I think the simplest solution is res.endAndClose(). The name is debatable - endWithClose?

ghost commented 3 years ago

Another solution is to have a second argument like res.end("data", shutdown true/false);

mikeandtherest commented 3 years ago

You can't really make good heuristics such as "if res.end() is called before seeing all data then make it res.endAndClose()"

I totally agree that no assumptions should be made, since they could indeed start as good intentions but can end up as restrictions and make the whole thing less flexible.

I think the simplest solution is res.endAndClose(). The name is debatable - endWithClose? Another solution is to have a second argument like res.end("data", shutdown true/false);

Tbh I would look at it from the opposite angle, and by that I mean that what I think it's missing is a "close with a response/payload". So maybe res.closeWithResponse() or res.closeWithData() could be better?
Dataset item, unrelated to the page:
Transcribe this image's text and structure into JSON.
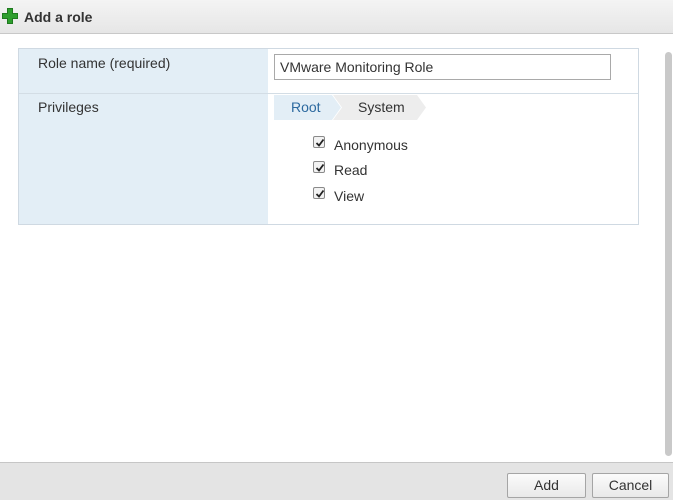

ghost commented 3 years ago

Those are good names but they can be difficult to connect with "end" which is really the same thing. I ended up making it res.end("data", true) for closeConnection since I did not really want to add more functions than needed. This is committed and working in main repo now, so next js release should have it supported.

mikeandtherest commented 3 years ago

Ok, as long as the default value for the new arg is false (which I see it's already the case in your commit), I think we're all good since it fixes the problem while also keeping it safe for existing code. Thx!